Pre-Statehood Ogden
Northern Utah has been home to indigenous people for millennia, particularly from the Shoshone and Goshute tribes. For generations they lived mostly nomadic lives, traveling with the seasons throughout Utah, southern Idaho, western Wyoming, and parts of Nevada. They hunted large game, fished, and gathered roots, seeds, berries, and wild honey. Pine nuts, particularly important to their diet, were ground into meal or roasted for a variety of uses. Prior to the arrival of white explorers and settlers, “the Great Basin and Snake River Shoshone had been among the most ecologically efficient and well-adapted Indians of the American West.”
Mexican and Spanish explorers first entered what is now Utah in 1765, but most explorers and fur trappers arrived in the early 1800s. They mapped the area, documented the flora and fauna, and publicized various routes through mountain passes. These explorations made possible the western pioneer migrations of the 1840s. After the Mormon pioneers first arrived in the Salt Lake Valley in 1847, church leaders began sending groups to build communities all along the Wasatch Front. Ogden was formally incorporated in 1851, making it the second city in Utah.

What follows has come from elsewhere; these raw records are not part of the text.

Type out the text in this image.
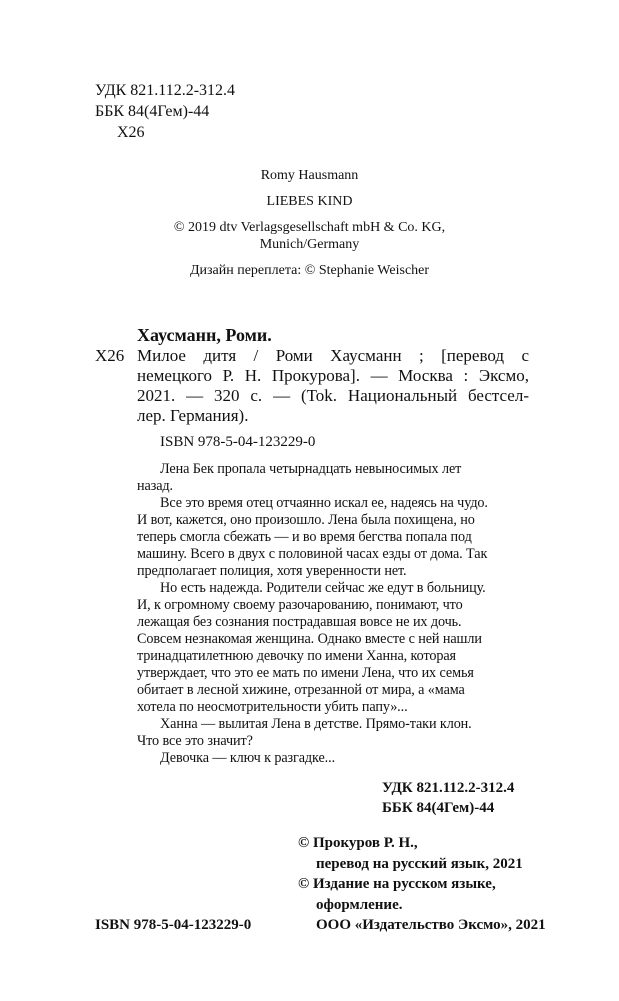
УДК 821.112.2-312.4
ББК 84(4Гем)-44
Х26
Romy Hausmann
LIEBES KIND
© 2019 dtv Verlagsgesellschaft mbH & Co. KG,
Munich/Germany
Дизайн переплета: © Stephanie Weischer
Хаусманн, Роми.
Х26 Милое дитя / Роми Хаусманн ; [перевод с
немецкого Р. Н. Прокурова]. — Москва : Эксмо,
2021. — 320 с. — (Tok. Национальный бестсел-
лер. Германия).
ISBN 978-5-04-123229-0
Лена Бек пропала четырнадцать невыносимых лет
назад.
Все это время отец отчаянно искал ее, надеясь на чудо.
И вот, кажется, оно произошло. Лена была похищена, но
теперь смогла сбежать — и во время бегства попала под
машину. Всего в двух с половиной часах езды от дома. Так
предполагает полиция, хотя уверенности нет.
Но есть надежда. Родители сейчас же едут в больницу.
И, к огромному своему разочарованию, понимают, что
лежащая без сознания пострадавшая вовсе не их дочь.
Совсем незнакомая женщина. Однако вместе с ней нашли
тринадцатилетнюю девочку по имени Ханна, которая
утверждает, что это ее мать по имени Лена, что их семья
обитает в лесной хижине, отрезанной от мира, а «мама
хотела по неосмотрительности убить папу»...
Ханна — вылитая Лена в детстве. Прямо-таки клон.
Что все это значит?
Девочка — ключ к разгадке...
УДК 821.112.2-312.4
ББК 84(4Гем)-44
© Прокуров Р. Н.,
перевод на русский язык, 2021
© Издание на русском языке,
оформление.
ООО «Издательство Эксмо», 2021
ISBN 978-5-04-123229-0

For two decades, white settlers built small, agricultural communities throughout Weber County, but the joining of the transcontinental railroad in 1869 forever changed Ogden and Utah. Chinese, Japanese, and other immigrants arrived to build the rails. Goods and materials could more easily be transported in and out of the region. More settlers came, bringing their religious and cultural traditions and further displacing indigenous people.
Growing “gentile” influences coupled with pressure on the LDS Church from the federal government, caused a significant political shift in 1889 when Ogden elected its first non-Mormon mayor, Frederick Kiesel. Ogden was increasingly becoming an “americanized” city, and its citizens joined all Utahns in working towards the goal of statehood.